In the United States, Consumer Price Index recorded its largest increase in one-month increase in June in the past 13 years according to a report by the Business Insider. Inflation climbed by 2.6% in March until reaching 5.6% in June. But bitcoin lost almost 50% of its value when its price nosedive to $30K after recording an all-time high at $64K in May. Ed Moya, senior equity analyst at foreign exchange firm Oanda stated that this is contrary to what is supposed to be: a hedge to inflation.
“Bitcoin isn’t behaving like an inflation hedge anymore and will continue to remain heavy over expectations over higher yields.”

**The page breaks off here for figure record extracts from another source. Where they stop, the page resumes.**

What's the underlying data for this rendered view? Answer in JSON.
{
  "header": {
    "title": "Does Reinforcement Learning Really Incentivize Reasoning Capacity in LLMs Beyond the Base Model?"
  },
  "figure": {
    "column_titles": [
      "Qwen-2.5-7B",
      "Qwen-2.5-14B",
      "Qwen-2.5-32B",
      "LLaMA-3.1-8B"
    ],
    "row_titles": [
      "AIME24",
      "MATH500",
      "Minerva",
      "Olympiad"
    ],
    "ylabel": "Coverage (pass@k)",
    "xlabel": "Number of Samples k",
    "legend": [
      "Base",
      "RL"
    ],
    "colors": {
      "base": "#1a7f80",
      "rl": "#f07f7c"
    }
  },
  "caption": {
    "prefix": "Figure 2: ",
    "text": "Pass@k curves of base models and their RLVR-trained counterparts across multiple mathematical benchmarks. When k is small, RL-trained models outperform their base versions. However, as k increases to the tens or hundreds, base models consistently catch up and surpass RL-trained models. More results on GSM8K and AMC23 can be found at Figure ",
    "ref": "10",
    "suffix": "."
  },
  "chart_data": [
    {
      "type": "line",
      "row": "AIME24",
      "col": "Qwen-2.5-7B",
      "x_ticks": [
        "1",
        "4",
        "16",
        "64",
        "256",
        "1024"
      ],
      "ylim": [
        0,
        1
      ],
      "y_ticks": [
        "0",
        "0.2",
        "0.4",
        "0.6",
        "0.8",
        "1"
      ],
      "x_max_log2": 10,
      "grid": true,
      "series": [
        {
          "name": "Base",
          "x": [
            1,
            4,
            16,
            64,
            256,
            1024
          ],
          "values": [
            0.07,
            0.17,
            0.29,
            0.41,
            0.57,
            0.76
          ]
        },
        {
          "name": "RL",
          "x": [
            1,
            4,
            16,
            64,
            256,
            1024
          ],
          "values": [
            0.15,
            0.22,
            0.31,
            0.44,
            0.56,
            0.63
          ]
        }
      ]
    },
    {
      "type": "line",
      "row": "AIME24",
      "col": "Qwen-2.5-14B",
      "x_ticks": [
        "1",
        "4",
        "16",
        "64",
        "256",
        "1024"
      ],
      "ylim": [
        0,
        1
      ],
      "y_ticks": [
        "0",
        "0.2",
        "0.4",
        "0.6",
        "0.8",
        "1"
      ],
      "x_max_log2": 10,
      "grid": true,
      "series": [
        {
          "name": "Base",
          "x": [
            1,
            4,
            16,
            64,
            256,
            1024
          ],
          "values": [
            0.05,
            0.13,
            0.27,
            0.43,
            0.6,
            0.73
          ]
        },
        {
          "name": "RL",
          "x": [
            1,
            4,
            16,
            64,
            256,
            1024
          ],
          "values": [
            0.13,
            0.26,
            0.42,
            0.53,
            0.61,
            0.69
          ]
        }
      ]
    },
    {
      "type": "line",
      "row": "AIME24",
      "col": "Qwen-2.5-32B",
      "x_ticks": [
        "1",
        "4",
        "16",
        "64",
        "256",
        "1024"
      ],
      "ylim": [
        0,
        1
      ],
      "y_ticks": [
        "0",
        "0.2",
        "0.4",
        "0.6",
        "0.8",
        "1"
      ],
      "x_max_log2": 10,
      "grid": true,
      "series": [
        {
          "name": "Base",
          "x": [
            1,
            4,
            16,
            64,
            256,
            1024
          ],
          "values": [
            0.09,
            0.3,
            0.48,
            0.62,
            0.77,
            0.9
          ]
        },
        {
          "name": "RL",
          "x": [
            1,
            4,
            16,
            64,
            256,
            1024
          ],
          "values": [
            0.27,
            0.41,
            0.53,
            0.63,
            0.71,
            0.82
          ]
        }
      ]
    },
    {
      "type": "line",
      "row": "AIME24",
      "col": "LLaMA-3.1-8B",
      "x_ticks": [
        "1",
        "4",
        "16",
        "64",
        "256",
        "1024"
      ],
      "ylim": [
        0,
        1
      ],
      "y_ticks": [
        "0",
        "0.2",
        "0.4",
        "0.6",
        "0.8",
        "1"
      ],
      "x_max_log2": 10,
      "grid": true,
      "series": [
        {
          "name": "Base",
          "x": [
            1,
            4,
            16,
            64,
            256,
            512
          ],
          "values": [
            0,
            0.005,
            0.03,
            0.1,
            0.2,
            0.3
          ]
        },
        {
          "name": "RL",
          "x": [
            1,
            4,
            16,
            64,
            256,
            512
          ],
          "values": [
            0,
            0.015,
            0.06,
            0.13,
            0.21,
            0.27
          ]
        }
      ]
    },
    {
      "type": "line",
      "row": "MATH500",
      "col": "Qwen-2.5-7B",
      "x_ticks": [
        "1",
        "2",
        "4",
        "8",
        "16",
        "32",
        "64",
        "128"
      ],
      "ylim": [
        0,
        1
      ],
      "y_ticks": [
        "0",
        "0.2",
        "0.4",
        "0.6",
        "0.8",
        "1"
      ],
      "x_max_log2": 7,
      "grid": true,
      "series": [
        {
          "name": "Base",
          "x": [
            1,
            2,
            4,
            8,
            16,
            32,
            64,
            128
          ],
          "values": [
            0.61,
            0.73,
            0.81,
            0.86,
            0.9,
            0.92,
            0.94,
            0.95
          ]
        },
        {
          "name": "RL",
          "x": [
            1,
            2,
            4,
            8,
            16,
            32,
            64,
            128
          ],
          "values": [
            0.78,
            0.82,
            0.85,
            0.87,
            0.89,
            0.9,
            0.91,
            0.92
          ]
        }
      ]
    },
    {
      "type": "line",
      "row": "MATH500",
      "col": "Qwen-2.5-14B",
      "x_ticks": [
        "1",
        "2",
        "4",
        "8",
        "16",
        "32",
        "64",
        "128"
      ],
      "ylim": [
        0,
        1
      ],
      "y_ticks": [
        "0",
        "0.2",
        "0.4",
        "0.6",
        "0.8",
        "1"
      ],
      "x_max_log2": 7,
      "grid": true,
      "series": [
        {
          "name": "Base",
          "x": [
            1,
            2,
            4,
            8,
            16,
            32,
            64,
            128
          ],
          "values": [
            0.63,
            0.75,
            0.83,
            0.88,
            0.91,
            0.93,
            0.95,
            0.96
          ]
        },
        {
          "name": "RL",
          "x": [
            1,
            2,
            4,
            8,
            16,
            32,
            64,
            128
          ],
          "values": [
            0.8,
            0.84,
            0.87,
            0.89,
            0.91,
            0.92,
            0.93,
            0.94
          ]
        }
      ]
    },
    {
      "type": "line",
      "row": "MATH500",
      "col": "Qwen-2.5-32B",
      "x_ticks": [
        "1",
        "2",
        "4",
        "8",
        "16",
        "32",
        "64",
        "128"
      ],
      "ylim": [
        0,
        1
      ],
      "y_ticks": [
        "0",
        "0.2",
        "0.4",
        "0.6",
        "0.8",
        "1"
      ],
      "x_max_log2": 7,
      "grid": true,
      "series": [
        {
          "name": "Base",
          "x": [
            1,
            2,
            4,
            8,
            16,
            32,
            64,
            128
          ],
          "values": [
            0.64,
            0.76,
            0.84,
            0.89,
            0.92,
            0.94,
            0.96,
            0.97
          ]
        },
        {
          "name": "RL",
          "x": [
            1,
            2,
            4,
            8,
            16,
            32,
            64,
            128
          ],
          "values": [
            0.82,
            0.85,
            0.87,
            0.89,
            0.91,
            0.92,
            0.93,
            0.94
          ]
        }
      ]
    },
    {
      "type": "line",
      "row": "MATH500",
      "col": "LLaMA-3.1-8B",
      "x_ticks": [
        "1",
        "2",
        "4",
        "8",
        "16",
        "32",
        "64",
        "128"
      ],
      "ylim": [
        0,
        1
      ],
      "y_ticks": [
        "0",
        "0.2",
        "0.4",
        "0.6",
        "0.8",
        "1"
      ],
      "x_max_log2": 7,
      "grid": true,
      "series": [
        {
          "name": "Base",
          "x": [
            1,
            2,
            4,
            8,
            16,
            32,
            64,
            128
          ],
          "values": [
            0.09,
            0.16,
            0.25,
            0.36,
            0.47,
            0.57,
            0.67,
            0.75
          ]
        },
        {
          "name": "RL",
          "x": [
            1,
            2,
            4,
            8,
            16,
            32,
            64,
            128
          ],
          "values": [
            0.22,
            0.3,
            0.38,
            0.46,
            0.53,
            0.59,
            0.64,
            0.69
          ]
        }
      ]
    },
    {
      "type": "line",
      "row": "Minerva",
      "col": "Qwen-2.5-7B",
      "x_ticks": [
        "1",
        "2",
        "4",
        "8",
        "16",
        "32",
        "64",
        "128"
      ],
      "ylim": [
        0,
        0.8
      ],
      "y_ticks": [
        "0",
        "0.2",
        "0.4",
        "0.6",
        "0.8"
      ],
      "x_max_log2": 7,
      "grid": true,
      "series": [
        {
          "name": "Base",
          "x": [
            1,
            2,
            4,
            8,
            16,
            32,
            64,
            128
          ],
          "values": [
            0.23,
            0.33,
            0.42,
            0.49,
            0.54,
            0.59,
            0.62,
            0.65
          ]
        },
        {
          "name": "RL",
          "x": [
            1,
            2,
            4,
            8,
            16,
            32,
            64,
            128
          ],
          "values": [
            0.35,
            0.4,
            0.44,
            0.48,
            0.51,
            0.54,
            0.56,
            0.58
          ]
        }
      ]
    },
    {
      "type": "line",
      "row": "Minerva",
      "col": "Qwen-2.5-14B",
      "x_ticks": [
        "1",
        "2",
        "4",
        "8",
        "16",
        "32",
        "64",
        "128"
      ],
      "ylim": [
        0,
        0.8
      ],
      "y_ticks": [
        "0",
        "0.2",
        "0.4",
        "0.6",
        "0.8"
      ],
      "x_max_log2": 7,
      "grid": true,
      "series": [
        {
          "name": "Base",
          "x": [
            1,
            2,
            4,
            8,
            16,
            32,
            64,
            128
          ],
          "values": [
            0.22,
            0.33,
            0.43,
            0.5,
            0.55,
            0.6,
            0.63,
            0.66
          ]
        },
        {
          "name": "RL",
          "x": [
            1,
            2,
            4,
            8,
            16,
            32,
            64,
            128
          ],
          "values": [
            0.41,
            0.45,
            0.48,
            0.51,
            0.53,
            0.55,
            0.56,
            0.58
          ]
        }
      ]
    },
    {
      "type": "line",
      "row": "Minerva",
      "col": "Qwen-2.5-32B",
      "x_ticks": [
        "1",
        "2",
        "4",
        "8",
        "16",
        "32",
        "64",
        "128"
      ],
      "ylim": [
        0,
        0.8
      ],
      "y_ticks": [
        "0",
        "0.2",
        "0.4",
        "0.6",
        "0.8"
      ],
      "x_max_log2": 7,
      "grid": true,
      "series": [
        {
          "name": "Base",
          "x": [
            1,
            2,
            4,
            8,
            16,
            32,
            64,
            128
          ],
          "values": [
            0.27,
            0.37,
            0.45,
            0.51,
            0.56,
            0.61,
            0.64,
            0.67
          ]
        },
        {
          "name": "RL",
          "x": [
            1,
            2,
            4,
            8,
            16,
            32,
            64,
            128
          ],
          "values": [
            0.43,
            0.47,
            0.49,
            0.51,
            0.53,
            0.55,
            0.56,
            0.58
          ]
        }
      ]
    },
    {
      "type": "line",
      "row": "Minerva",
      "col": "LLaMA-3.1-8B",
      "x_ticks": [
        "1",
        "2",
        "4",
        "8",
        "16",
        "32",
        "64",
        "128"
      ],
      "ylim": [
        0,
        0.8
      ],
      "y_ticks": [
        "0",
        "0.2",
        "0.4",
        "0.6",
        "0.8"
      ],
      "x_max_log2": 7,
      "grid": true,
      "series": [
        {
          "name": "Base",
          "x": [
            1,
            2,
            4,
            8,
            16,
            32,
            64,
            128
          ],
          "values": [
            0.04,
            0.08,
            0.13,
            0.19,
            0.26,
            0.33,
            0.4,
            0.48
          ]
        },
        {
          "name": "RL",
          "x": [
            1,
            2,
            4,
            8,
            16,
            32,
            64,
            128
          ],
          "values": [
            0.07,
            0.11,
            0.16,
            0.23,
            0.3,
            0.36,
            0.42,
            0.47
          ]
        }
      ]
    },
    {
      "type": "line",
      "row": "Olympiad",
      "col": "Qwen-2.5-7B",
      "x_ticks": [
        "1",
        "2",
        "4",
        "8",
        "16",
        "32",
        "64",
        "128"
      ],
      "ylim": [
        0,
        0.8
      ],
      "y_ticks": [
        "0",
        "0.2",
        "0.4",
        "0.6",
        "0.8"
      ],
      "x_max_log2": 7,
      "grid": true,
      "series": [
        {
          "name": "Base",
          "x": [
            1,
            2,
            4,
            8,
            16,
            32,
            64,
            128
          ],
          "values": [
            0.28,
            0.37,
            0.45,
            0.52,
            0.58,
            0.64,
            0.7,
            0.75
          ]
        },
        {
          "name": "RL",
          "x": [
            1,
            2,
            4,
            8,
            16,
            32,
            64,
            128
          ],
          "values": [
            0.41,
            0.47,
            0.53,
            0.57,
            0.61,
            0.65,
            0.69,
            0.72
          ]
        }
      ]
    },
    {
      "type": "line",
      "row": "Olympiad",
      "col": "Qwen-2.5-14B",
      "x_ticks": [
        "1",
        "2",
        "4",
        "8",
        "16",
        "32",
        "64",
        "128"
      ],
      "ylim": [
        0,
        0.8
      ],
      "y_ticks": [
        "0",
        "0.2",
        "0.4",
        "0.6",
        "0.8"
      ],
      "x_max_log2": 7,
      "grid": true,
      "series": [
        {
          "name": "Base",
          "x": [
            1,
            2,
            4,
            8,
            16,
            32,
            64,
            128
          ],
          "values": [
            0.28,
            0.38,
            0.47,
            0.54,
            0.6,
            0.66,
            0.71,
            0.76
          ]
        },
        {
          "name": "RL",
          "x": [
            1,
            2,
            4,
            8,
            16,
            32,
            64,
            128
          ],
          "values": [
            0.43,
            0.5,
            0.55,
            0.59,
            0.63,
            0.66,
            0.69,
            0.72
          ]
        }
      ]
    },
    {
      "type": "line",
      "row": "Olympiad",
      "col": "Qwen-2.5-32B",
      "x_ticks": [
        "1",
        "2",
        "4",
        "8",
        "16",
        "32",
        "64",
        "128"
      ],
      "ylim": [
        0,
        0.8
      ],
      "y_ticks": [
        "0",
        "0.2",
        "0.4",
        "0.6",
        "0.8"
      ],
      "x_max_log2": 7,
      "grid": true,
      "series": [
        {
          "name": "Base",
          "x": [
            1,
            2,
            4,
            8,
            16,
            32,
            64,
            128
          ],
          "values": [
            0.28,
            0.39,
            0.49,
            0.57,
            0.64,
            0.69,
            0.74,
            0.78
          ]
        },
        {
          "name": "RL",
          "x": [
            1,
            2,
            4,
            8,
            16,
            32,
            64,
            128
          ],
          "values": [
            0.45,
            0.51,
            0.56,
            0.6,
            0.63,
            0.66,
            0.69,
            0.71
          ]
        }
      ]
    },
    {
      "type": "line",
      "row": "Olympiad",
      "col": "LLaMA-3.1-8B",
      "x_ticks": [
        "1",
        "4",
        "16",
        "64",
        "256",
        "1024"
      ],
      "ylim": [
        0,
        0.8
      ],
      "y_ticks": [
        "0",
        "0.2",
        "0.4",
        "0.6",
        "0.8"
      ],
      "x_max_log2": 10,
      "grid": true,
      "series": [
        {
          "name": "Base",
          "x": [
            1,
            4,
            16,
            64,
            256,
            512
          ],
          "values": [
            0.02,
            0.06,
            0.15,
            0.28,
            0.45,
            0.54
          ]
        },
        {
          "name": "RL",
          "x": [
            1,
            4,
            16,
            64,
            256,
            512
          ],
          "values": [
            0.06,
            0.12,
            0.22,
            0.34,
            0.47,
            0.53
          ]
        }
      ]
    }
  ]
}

Some crypto experts have also stated that bitcoin is not a hedge against inflation. Founder of money management firm Quantum Economics, Mati Greenspan in his statement with Cointelegraph stated that there “doesn’t seem to be any correlation” between Bitcoin’s price action and inflation or deflation data. He further stated:
“Certainly Bitcoin has been a great performer over time. But most of the gains have occurred during a great global deflationary period in which all risk assets rose. Now that inflation is picking up for real, for the first time since Bitcoin’s inception, it’s drastically underperforming.”
Black Swan author Nassim Taleb in his statement with CNBC stated that bitcoin failed as a hedge. He has also favored gold over bitcoin stating:
“gold and other precious metals are largely maintenance-free, do not degrade over a historical horizon, and do not require maintenance to refresh their physical properties over time”
Taleb also cited in March 2020 the digital asset price suffered more than the stock market and later recovered with it upon the massive injection of liquidity. He further stated:
“That’s sufficient evidence that it cannot remotely be used as a tail hedge against systemic risk.”
Some bitcoin proponents have argued that their Bitcoin investment and profits “have already hedged the future” and they also pointed out the remarkable growth of the digital asset and is due for massive gains in the long run.
With bitcoin’s volatility and crazy price swings, the world will continue to be divided whether cryptocurrency is really a hedge to inflation or just a mere illusion.
A recent report by JP Morgan revealed that with the re-emergence of inflation, institutional investors have chosen BTC (bitcoin) over gold as a hedge.
The re-emergence of inflation concerns among investors has renewed interest in the usage of Bitcoin as an inflation hedge. Institutional investors appear to be returning to Bitcoin perhaps seeing it as a better inflation hedge than gold.”
The recent event has increased the price of cryptocurrency and even resulted in a price rally after breaching the $50K mark and finally reclaiming its $1T market cap. Today, BTC (bitcoin) has breached the $60K mark with its price at $63,878 in recent data by Crypto.co. With its current price, it’s just a matter of time before it reaches its previous all-time high of almost $65K. The increased adoption by institutional investors of bitcoin will definitely push its price even higher and will strengthen its position as a hedge against inflation.